Saturday, January 30, 2010

Cutting the Gordian Knot


In 344 B.C., Alexander the Great launched an expedition to the east, and on his way, he dropped by the city of Phrygia. Gordius, the king of Phrygia, was a wide man, and gave Alexander a difficult problem which no one had been able to solve. There was a cart which was tied to one of the palace’s pillars with a piece of rope, and a legend promised if Alexander could undo it, all parts of Asia would be under his control. Nobody could have gotten the knot untied before since it was too intricate, but to everybody’s surprise, Alexander drew his sword and cut the knot with it. After that, as the legend promised him, he went on his expedition and conquered Asia.

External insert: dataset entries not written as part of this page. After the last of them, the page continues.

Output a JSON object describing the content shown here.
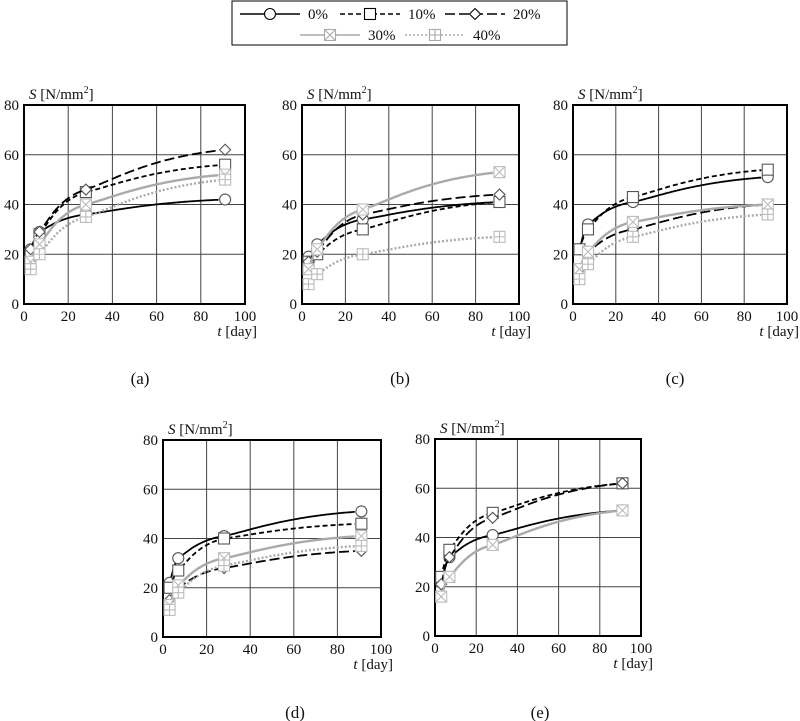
{
  "chart_data": {
    "type": "line",
    "legend": {
      "placement": "top-center",
      "entries": [
        {
          "name": "0%",
          "marker": "circle",
          "color": "#000000",
          "dash": "solid"
        },
        {
          "name": "10%",
          "marker": "square",
          "color": "#000000",
          "dash": "short-dash"
        },
        {
          "name": "20%",
          "marker": "diamond",
          "color": "#000000",
          "dash": "long-dash"
        },
        {
          "name": "30%",
          "marker": "square-x",
          "color": "#aaaaaa",
          "dash": "solid"
        },
        {
          "name": "40%",
          "marker": "square-plus",
          "color": "#aaaaaa",
          "dash": "dotted"
        }
      ]
    },
    "x": [
      3,
      7,
      28,
      91
    ],
    "xlabel_var": "t",
    "xlabel_unit": "[day]",
    "ylabel_var": "S",
    "ylabel_unit": "[N/mm",
    "ylabel_sup": "2",
    "ylabel_close": "]",
    "xlim": [
      0,
      100
    ],
    "ylim": [
      0,
      80
    ],
    "xticks": [
      "0",
      "20",
      "40",
      "60",
      "80",
      "100"
    ],
    "yticks": [
      "0",
      "20",
      "40",
      "60",
      "80"
    ],
    "grid": true,
    "panels": [
      {
        "label": "(a)",
        "series": [
          [
            22,
            29,
            36,
            42
          ],
          [
            20,
            28,
            45,
            56
          ],
          [
            22,
            29,
            46,
            62
          ],
          [
            17,
            24,
            40,
            52
          ],
          [
            14,
            20,
            35,
            50
          ]
        ]
      },
      {
        "label": "(b)",
        "series": [
          [
            19,
            24,
            34,
            41
          ],
          [
            17,
            20,
            30,
            41
          ],
          [
            17,
            21,
            36,
            44
          ],
          [
            14,
            22,
            38,
            53
          ],
          [
            8,
            12,
            20,
            27
          ]
        ]
      },
      {
        "label": "(c)",
        "series": [
          [
            22,
            32,
            41,
            51
          ],
          [
            22,
            30,
            43,
            54
          ],
          [
            14,
            21,
            30,
            40
          ],
          [
            14,
            21,
            33,
            40
          ],
          [
            10,
            16,
            27,
            36
          ]
        ]
      },
      {
        "label": "(d)",
        "series": [
          [
            22,
            32,
            41,
            51
          ],
          [
            20,
            27,
            40,
            46
          ],
          [
            15,
            20,
            28,
            35
          ],
          [
            13,
            21,
            32,
            41
          ],
          [
            11,
            18,
            29,
            37
          ]
        ]
      },
      {
        "label": "(e)",
        "series": [
          [
            22,
            32,
            41,
            51
          ],
          [
            24,
            35,
            50,
            62
          ],
          [
            21,
            32,
            48,
            62
          ],
          [
            16,
            24,
            37,
            51
          ],
          null
        ]
      }
    ]
  }
}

Generally, this story is interpreted as it is; you can solve a difficult problem by bold, determined action, and this is the origin of an English expression: cut the Gordian knot. However, the mother of Erich Kastner, a German writer, had a different point of view. In one of Kastner’s essays, he wrote his mother used to say ropes were not to cut, but to use, and if there was a knot on it, you had to work on undoing it with patience. In these words, Kastner found another lesson of the Gordian knot. It might be much quicker and easier to settle a problematic situation if you use your power or even violence. Nevertheless, it is just a contemporary solution, and it does not get rid of the prime cause of the problem.

The daring exploits of Alexander the Great have been told for hundreds of years, but only ten years after he cut the Gordian knot in Phrygia, he passed away, and the kingdom he built up in his bold, determined way simply fell into decline. Destruction cannot be a solution to any problem or conflict. If you cut a knot, what will become of the knot? It still remains, and what’s more, ropes which are cut up can never be connected without another knot. Violence and wars. Revenge and hatred. Come to think of it, many of the problems we have now might have come from Gordian knots we could not, or rather, did not undo.